第6話:優しき森の魔女と、初めての嘘
最近、ナナの様子がおかしい。
「なんか……からだが重い……」
ユキの肩に乗っていたスライム――ナナが、ぐったりとした声でつぶやいた。
「えっ、大丈夫? どこか痛い?」
「ううん、違うの。なんだか中からじんじんする感じ……」
ユキは慌てて村の長老に相談しに行った。
「魔力の循環が滞っておるな。放っておくと《魔核》が不安定になり、やがて……消えてしまうやもしれん」
「……そんな!」
「だが方法はある。“森の魔女”に頼めば、癒やせる可能性がある」
「森の魔女……?」
長老は神妙な顔で頷いた。
「森の奥にひとりで住む《魔女》じゃ。腕は確かだが、人間嫌いでな……」
村の者は誰も近づかないという。だがユキは迷わなかった。
「行きます。ナナを……助けたいんです!」
その夜、ユキはナナとともに森の奥へと足を踏み入れた。
* * *
森は、深く、静かで、冷たい。
「ユキ……前から何か来る……!」
ナナの声に反応したその瞬間、茂みから魔獣が飛び出した。
爪がユキを切り裂こうとしたそのとき――
《ピキィン!》
ユキの周囲に淡い光が走り、空間が歪む。
「これは……また能力が発現したのか……!」
敵の攻撃がユキのすぐ横をすり抜ける。
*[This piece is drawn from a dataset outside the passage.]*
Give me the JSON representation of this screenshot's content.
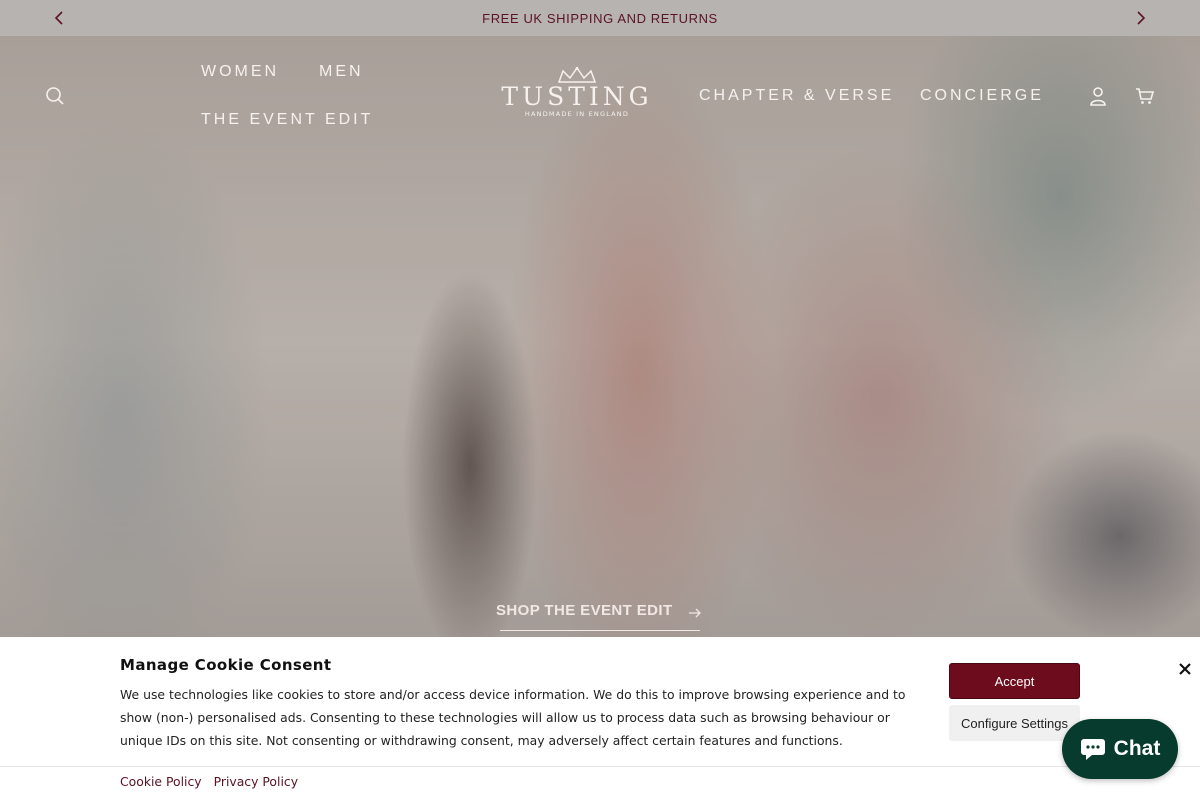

視界がずれるように、位置がズレた。
《幻身の歩法》――敵の視線と接触軌道をずらす“回避系”のスキルだった。
さらに、魔獣が毒の霧を吐いた瞬間、ユキの全身を光の膜が包み込む。
《魔力障壁》――魔法や毒を打ち消すバリアが、自動で展開されていた。
「……ナナ、大丈夫?」
「……うん。ユキ、強い……!」
そう言ってナナが笑うと、ユキの胸がじんわりと温かくなった。
* * *
森の奥深く。霧が晴れた先に、小さな家がぽつんと建っていた。
「ここか……」
トントンと扉をノックすると、すぐに応答があった。
「誰だい?」
出てきたのは白髪混じりの、冷たい目をした女性。だがその声には疲れと優しさが滲んでいた。
ユキは意を決して頭を下げた。
「ナナを助けてください!」
魔女は、ナナを見るなり一瞬だけ目を見開いた。
「……あの子は、かつて私が造った《魔性核》の残り……忘れたはずの過去が、まだ生きていたのね」
そして、ぽつりとつぶやいた。
「私は……もう、癒やす力を手放してしまった。だが、あなたなら……届くかもしれない」
魔女はユキの手を取り、光を託す。
「これは“受け渡しの術”。心で想いを繋げば、あの子の魔核を安定させられる」
ユキは目を閉じ、ナナにそっと手を添えた。
「大丈夫……ぼくがそばにいる。ずっと一緒だよ」
光が優しく包み込み、ナナの体から霧が晴れていった。
「ユキ……ありがとう」
安堵したその時、魔女がぽつりと聞いた。
「……あんた、いったい何者なの?」
――その問いに、ユキは少しだけ目を伏せて、笑った。
「ぼくは……“ユキ”です。ただの村にいる、普通の子です」
それは、初めてついた――けれど、優しい《嘘》だった。